Friday, November 12, 2010

The Great Maharsha

How is it that one of the greatest Talmudic commentators in Jewish history, the Maharsha, has a name that sounds like the name of an Indian yoga master? Maharsha is actually an acronym for the words Moraynu Harav Shmuel...” our teacher, the Rabbi Samuel Eidels (Poland 1555 - 1631).

Recognized early in life for his brilliance, Rabbi Samuel chose to dedicate his life to Torah study. After his marriage, he moved to the town of Posen to oversee the yeshiva there, established and maintained through the incredible financial generosity of his widowed mother-in-law, Eidel Lifschitz. In her honor, Rabbi Samuel became known as Rabbi Samuel Eidels. After the death of Eidel Lifschitz, when the yeshiva no longer had sufficient funds, the Maharsha served as the rabbi of Chelm, Lublin, Ticktin and Ostrog.

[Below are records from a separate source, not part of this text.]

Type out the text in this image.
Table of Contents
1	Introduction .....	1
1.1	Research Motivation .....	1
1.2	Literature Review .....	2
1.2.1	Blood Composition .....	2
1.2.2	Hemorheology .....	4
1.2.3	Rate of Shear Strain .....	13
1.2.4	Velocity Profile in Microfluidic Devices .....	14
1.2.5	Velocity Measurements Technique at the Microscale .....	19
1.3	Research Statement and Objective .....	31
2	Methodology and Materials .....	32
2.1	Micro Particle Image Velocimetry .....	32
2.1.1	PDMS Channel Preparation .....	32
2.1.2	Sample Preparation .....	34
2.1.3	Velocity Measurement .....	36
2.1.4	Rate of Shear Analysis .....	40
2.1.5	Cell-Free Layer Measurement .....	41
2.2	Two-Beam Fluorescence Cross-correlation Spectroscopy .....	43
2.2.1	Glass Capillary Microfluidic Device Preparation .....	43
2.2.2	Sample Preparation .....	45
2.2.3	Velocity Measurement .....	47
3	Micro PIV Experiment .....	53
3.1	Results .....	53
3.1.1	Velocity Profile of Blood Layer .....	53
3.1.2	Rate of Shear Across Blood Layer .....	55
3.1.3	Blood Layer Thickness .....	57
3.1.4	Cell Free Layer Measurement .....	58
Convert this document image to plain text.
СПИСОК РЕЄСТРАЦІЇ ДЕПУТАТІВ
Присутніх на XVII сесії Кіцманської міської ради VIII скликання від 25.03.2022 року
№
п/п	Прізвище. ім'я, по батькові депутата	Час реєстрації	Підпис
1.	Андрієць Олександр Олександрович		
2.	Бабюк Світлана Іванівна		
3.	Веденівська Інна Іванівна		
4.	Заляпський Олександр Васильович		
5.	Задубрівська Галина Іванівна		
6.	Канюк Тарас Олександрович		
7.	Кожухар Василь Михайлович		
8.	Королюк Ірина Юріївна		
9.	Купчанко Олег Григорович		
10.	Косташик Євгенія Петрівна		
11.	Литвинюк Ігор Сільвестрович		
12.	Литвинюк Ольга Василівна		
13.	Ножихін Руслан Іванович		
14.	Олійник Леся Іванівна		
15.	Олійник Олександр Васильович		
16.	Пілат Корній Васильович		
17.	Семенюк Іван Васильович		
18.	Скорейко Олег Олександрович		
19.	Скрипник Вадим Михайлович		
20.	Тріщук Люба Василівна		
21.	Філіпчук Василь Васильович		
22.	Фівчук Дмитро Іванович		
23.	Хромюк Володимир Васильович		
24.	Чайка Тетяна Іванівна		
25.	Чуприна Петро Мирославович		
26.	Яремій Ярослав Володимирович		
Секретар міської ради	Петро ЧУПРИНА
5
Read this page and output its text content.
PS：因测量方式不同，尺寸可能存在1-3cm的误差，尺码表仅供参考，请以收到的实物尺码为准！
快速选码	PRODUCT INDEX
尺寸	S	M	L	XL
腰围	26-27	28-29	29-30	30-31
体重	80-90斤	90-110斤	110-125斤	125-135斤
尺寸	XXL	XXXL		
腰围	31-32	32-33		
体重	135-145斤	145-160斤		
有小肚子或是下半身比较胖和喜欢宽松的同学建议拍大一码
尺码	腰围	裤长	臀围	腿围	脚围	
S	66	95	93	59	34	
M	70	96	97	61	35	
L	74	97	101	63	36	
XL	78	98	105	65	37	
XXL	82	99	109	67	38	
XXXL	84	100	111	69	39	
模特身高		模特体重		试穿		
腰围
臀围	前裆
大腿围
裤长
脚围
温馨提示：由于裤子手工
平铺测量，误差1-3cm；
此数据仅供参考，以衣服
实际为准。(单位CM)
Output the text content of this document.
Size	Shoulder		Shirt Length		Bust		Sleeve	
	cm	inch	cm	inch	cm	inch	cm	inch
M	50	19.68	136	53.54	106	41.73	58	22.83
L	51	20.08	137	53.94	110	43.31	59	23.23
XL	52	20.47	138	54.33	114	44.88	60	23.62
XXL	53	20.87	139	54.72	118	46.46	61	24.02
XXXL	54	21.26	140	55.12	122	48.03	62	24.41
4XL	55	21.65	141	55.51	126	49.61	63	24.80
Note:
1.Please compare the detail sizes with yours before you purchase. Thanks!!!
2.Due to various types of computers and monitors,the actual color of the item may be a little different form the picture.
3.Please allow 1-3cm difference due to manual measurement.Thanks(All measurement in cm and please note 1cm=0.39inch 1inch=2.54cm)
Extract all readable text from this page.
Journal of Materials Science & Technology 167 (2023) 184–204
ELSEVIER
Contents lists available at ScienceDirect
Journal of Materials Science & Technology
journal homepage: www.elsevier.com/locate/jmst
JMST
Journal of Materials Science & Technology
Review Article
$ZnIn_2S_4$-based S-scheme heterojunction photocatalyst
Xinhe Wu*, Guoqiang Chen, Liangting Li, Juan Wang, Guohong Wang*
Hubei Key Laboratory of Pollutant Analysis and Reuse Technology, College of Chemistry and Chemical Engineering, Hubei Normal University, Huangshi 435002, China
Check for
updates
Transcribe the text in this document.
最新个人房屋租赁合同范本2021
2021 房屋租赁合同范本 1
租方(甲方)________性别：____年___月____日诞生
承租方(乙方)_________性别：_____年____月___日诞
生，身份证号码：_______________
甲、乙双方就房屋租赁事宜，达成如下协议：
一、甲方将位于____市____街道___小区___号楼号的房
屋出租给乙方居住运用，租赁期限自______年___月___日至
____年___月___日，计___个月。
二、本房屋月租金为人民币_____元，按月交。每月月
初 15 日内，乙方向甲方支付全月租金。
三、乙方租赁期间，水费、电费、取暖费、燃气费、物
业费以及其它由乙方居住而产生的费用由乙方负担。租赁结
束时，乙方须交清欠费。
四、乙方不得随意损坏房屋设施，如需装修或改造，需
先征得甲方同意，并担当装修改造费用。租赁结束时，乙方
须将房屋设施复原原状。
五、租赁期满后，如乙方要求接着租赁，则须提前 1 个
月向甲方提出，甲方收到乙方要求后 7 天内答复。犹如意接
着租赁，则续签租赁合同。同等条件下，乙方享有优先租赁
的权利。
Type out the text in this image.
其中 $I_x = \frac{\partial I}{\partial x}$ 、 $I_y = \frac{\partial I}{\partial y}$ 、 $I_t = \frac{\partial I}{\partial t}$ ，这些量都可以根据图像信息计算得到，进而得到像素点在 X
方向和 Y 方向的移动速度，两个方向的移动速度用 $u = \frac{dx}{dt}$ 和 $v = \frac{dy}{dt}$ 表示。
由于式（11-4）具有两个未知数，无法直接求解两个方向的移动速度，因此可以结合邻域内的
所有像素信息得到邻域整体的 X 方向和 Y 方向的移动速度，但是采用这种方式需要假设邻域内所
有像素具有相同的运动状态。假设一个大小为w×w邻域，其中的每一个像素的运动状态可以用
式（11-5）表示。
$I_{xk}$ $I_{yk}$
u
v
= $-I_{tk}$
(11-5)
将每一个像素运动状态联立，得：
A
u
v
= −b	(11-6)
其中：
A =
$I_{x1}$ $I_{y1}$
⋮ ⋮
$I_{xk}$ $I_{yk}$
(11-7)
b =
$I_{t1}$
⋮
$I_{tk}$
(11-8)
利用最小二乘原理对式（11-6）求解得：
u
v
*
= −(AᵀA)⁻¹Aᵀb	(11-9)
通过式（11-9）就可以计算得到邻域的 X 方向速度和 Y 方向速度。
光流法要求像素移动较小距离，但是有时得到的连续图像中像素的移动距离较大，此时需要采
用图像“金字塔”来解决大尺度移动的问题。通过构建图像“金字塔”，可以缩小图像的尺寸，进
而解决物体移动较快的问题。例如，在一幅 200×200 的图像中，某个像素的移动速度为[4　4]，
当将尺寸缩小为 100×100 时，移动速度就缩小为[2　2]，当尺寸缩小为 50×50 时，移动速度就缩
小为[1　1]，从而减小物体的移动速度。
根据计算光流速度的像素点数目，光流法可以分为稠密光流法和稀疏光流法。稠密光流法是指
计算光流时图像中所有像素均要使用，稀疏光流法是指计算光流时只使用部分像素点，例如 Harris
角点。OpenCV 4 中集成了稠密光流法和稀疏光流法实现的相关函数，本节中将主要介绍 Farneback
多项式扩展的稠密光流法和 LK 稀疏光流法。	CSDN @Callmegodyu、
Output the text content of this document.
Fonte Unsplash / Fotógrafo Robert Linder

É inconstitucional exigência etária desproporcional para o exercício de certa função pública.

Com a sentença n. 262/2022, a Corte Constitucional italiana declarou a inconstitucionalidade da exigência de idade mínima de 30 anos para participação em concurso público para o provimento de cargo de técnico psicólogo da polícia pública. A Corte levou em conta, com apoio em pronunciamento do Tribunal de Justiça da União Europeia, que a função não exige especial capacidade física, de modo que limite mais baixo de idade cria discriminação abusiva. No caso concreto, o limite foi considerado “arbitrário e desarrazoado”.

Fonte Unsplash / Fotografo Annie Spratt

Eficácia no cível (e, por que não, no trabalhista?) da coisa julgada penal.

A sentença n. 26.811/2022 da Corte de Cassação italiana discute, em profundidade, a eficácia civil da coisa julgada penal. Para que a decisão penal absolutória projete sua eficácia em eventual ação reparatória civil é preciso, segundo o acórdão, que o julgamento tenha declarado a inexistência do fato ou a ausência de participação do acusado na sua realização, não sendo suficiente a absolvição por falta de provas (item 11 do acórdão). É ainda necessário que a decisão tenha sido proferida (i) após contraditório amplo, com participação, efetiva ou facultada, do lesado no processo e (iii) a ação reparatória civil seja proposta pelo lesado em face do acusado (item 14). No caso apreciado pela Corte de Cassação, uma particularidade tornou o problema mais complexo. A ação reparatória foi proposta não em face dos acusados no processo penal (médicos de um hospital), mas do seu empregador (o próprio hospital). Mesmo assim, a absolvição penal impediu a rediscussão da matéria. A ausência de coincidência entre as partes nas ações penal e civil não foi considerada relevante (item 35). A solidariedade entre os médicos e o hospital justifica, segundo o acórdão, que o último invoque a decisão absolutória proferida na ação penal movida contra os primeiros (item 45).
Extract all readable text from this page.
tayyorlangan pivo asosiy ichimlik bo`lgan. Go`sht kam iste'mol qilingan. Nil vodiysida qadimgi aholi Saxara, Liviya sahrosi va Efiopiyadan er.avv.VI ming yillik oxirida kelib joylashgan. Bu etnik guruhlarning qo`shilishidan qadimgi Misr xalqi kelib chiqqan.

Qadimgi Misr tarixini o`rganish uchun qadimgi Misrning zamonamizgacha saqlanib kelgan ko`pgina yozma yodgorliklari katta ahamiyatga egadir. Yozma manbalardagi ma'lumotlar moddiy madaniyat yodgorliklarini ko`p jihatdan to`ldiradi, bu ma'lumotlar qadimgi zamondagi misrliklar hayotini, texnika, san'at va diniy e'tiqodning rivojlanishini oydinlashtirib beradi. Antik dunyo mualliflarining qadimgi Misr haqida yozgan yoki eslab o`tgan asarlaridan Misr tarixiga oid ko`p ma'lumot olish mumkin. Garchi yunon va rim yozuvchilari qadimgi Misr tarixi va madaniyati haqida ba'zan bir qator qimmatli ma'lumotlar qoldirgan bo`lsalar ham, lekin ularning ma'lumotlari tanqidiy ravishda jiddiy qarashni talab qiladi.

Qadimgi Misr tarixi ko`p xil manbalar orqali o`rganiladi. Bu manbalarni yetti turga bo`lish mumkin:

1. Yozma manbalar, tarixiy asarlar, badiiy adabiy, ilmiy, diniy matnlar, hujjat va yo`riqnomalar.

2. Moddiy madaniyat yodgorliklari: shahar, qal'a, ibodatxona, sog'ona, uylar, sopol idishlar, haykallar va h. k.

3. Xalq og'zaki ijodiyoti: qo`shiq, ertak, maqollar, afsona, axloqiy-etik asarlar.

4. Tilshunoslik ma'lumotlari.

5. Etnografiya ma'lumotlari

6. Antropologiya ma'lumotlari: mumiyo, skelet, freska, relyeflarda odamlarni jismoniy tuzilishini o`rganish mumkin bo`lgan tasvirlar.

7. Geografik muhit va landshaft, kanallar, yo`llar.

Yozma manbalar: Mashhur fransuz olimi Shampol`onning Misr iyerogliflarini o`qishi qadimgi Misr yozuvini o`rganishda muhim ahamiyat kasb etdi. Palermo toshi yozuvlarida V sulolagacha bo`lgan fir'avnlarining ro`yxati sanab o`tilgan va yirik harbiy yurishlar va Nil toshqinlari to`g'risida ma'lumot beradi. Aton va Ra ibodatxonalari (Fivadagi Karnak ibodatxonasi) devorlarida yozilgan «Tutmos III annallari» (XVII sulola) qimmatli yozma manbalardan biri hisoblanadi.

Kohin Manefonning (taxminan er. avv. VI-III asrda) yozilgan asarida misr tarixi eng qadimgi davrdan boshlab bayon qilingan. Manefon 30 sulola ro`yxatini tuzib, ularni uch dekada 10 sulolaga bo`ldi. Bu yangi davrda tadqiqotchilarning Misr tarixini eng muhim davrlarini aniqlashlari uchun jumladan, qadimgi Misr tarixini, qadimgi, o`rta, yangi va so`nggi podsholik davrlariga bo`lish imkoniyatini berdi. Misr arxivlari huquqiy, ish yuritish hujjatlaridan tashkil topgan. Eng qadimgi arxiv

That the Maharsha was a brilliant scholar is best attested to by the fact that his commentary on the Talmud, called Chiddushei Halachot, is included in almost every printing of the Talmud. The initial writings were printed anonymously, but their overwhelmingly positive reception encouraged the Maharsha to continue. He also published Chiddushei Aggadot, which is a commentary on the non-legal portions of the Talmud.

The Maharsha was intimately involved in the politics of his time and was an active member of the Council of the Four Lands (link). It is interesting to note that he refrained from writing commentaries on those sections of the Talmud that his yeshiva studied while he was away at Council meetings.

Known for his humilty and generosity, it is reputed that the door of Rabbi Samuel Eidel’s home was inscribed with a quote from the Book of Job (31:32): “No sojourner spent the night outside, my door was always open to the guest.”

The Maharsha passed away on the 5th of Kislev, 5392 (1631).